When it comes time to transform your data into the appropriate State Plane Coordinate System zone, use the MAP View Editor Perform Coordinates System Transformation option. When you specify the destination coordinate system for the transformation, navigate to Coordinate Systems > Projected > North America > United States > US State Plane NAD 83 – on the right hand list, you’ll find all the state plane zones sorted by state name and zone name: select the right one!

Note: similarly you can select the NAD27 state plane systems from Coordinate Systems > Projected > North America > United States > US State Plane NAD 27 if appropriate.

Improved Reprojection Engine in MAPublisher 8.3

One of the exciting new changes in MAPublisher 8.3 is that we’ve substantially rewritten our reprojection engine. What I’d like to do here is explain what the changes are, and what they mean for you, the user.

The old reprojection engine was point-by-point. Essentially, we walked each path and simply reprojected each point one by one. This simple approach works very well but it has one important deficiency: it lacks context. The internal reprojection system never sees anything more than a single point, and therefore is limited to just reprojecting.

So what is the new system doing? Our new reprojection engine is performed feature-by-feature. This is important because it means the internal system no longer just sees a single point, but rather a collection of points and how they are arranged. This means it can notice things like an area that wraps around to the other side of the world! In the old system, it would just blindly punch out points, and if a path suddenly jumped to the other side of the page, well, that’s where the path went. But now the reprojection engine can notice things like that, and clip the art appropriately. If necessary, it will even break a single path into a compound path! But it’s probably easier to understand if we demonstrate it visually.

Here is a map of Canada with two layers: rivers & provinces. Both sets of art are coloured nicely and the provinces layer even has an opacity reduction to make the rivers stand out a little.

Before transform

I’ve created a new coordinate system I’ve called ‘Miller Cylindrical Shifted’. I just made a copy of the ‘Miller Cylindrical’ coordinate system and then altered my copy’s central meridian to be 90 instead of zero. I did this so that if I reproject Canada into ‘Miller Cylindrical Shifted’, half of Canada should be on the left-hand side, and half should be on the right-hand side. Let’s see how MAPublisher 8.2 handles it:

After transform in 8.2

Yikes! The old reprojection engine had no idea that some of those lines were going off the end of the projection’s envelope!

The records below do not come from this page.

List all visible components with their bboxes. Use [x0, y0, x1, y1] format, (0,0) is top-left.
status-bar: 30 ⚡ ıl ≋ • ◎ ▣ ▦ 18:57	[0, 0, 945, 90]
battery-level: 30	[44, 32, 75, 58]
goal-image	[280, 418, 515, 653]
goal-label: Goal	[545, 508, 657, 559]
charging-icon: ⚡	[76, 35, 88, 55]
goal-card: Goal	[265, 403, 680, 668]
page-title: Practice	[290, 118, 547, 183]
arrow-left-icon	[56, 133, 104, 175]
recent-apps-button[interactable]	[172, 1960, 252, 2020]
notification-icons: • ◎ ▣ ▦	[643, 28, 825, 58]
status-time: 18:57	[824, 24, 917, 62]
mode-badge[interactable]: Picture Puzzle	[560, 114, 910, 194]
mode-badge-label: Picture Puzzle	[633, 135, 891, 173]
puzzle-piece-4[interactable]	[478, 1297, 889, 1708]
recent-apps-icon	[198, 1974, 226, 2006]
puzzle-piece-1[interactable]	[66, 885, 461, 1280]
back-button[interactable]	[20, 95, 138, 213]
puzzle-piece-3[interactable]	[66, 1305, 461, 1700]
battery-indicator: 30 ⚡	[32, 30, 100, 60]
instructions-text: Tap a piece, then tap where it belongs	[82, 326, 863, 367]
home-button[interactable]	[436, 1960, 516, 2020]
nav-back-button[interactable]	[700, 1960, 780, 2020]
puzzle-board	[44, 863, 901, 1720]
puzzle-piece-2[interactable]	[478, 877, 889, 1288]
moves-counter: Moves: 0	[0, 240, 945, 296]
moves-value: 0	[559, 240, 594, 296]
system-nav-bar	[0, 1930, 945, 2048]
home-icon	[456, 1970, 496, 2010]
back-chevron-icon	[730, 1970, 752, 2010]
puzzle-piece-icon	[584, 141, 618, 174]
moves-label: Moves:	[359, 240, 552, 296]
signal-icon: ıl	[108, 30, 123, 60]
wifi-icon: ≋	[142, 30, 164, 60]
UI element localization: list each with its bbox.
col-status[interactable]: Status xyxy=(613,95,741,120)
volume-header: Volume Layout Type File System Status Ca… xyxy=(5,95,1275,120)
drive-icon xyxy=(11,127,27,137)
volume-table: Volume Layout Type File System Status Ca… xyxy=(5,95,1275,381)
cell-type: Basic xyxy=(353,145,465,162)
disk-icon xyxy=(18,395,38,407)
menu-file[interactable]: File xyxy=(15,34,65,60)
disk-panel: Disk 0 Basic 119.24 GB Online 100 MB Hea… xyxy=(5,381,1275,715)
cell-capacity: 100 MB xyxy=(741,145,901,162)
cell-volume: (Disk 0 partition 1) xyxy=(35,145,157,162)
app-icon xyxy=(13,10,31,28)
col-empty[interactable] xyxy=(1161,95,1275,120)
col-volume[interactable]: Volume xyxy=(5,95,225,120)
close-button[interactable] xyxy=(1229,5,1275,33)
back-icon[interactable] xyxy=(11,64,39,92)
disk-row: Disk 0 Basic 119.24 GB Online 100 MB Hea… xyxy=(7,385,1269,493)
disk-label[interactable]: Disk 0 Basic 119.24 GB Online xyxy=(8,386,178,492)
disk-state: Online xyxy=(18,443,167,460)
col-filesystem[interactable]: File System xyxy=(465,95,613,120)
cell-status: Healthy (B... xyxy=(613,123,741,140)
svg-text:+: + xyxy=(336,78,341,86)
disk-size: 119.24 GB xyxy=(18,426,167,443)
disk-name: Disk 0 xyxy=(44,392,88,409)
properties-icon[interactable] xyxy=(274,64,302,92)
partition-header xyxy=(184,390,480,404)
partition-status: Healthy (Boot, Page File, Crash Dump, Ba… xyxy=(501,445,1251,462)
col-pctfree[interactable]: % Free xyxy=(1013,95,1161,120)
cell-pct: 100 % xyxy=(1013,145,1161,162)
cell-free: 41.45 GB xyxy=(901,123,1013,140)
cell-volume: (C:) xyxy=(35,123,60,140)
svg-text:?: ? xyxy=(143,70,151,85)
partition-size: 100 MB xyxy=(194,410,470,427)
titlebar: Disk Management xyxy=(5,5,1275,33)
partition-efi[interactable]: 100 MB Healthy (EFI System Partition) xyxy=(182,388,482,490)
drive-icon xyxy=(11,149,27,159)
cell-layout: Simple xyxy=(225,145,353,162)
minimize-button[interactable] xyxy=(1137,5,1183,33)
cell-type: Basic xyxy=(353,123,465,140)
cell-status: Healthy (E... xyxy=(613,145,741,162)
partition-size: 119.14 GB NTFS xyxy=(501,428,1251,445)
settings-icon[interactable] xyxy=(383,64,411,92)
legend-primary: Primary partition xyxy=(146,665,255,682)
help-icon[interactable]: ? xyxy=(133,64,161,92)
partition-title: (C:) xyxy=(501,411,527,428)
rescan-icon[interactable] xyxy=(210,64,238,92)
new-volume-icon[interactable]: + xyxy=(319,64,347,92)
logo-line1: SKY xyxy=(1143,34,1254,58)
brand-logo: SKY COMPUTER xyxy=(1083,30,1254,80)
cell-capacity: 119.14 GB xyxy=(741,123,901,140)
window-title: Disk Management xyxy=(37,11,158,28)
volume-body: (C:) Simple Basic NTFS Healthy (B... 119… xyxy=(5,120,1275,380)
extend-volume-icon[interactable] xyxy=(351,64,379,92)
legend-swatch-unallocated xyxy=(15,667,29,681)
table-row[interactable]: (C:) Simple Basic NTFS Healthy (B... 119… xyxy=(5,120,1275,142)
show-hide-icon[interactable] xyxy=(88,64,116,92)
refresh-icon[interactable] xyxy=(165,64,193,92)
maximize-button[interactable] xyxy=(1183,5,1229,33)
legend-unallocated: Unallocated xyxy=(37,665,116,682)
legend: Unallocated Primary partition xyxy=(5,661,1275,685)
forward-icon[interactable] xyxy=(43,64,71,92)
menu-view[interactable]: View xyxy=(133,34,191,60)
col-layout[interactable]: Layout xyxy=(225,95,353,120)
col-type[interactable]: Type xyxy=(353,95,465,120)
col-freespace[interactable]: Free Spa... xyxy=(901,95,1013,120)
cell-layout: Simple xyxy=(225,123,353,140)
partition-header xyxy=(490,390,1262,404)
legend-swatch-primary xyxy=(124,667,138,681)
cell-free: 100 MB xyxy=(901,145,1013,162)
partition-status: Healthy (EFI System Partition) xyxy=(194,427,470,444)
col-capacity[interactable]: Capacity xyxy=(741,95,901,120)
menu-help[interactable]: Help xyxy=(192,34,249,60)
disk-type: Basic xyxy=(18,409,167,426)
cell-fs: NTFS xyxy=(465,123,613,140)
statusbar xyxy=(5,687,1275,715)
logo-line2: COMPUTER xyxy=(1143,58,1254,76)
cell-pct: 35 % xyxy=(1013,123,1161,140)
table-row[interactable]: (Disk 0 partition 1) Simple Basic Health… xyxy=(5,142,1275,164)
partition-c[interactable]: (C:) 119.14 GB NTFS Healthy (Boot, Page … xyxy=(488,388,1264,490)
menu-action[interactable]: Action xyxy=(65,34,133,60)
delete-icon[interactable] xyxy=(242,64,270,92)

Now let’s try it in MAPublisher 8.3 with the new reprojection engine:

After transform in 8.3

Wow! What a difference feature-by-feature makes! The new engine recognizes that those paths needed to be clipped and properly split polygons and lines as needed. It’s also important to note that the areas & lines are still intact. e.g. Northwest Territories was split, but it’s still a single compound path with all of its islands — some of those islands have simply been split into pieces. The split even preserves all the original path’s properties, including attributes and styles!